Celiac disease shares many genetic factors with T1Diabetes: TEDDY Report
NIDDK study continues to look at possible factors that lead to the development of the diseases in children
New results and information surrounding potential "triggers" of the autoimmune process leading to type 1 diabetes (T1D) and how they interact with genetic factors in children at-risk for developing the disease were highlighted in the "Update from the TEDDY Study" symposium today at the American Diabetes Association's® (ADA's) 80th Virtual Scientific Sessions. Similar evidence for celiac disease is also being accumulated through the large international study program. The data The Environmental Determinants of Diabetes in the Young (TEDDY) study has collected prospectively since 2004 will be utilized in new clinical trials to prevent these autoimmune diseases that jointly affect more than 3% of the general population.
TEDDY is an international multi-center trial researching the potential causes T1D in children. The study is funded by the National Institute of Diabetes and Digestive and Kidney Diseases (NIDDK). T1D occurs when the beta cells of the pancreas that normally make insulin are destroyed by the body's own immune system. When the beta cells are destroyed, the body cannot make insulin and maintain normal blood sugar levels.

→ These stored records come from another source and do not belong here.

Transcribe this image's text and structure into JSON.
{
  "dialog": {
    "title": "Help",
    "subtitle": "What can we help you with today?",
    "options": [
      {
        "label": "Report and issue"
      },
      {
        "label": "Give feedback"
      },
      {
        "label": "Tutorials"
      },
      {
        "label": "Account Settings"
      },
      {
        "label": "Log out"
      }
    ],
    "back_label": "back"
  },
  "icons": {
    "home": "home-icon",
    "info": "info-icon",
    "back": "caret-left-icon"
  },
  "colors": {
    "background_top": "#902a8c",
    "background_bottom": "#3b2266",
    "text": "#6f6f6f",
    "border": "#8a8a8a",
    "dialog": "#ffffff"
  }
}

Children who have T1D have certain types of genes, but not all children who have those genes develop diabetes. Something from the environment "triggers" the immune destruction of the beta cells. TEDDY is aiming to discover viruses and nutritional factors that interact with genes to "trigger" immune destruction of the beta cells, marked by the appearance of islet autoantibodies. The study enrolls infants identified as "at-risk" for developing T1D and follows them for 15 years to look for the appearance of various beta-cell autoantibodies and diabetes. TEDDY has also studied biomarkers that can predict faster or slower progression to diabetes after the autoimmune destruction has begun.
"An interesting finding from TEDDY has been how early the autoimmune destruction of insulin-producing cells begins – often in the initial two years of life," said study TEDDY co-chair Marian Rewers, MD, PhD, a professor of pediatrics and medicine and executive director of the Barbara Davis Center for Diabetes at the University of Colorado School of Medicine. "There appear to be two subtypes of T1D that differ by genetic factors and immune phenotypes. Metabolomic biomarkers may offer clues to the subtypes and whether a child develops T1D. Interestingly, HbA1c has very different predictive characteristics for progression to clinical diabetes in children with islet autoantibodies, compared to adults with risk factors for type 1 diabetes."
Additional key updates from the study group include:
Persistent presence of enterovirus B species in a child's stool predicts development of islet autoimmunity, especially the earlier subtype characterized by the presence of autoantibodies to insulin.
There are also subtle differences in the composition and function of gut microbiome in children who develop islet autoantibodies, compared to controls. Early use of probiotics may decrease the risk, while use of antibiotics was not related to islet or celiac autoimmunity.
TEDDY has also found potentially beneficial effects of vitamin D, vitamin C, or a diet rich in polyunsaturated fatty acids, though these observations need to be confirmed in randomized clinical trials.
Celiac disease, another autoimmune condition, shares many genetic factors with T1D, noted Dr. Rewers. TEDDY investigators follow study participants for both T1D and celiac disease in an attempt to determine why some children with high-risk genes develop T1D or celiac disease, while most remain disease-free. This information will be used to try to prevent both diabetes and celiac disease in children. Recently reported TEDDY research showed an association between gluten consumption in the early years of childhood and an increased risk of celiac disease among genetically predisposed children.
"While T1D and celiac disease share a lot of genetic characteristics, there are intriguing differences in the ways these diseases develop and progress," added Dr. Rewers. "TEDDY is contributing exciting clues for design of future trials to prevent both T1D and celiac disease."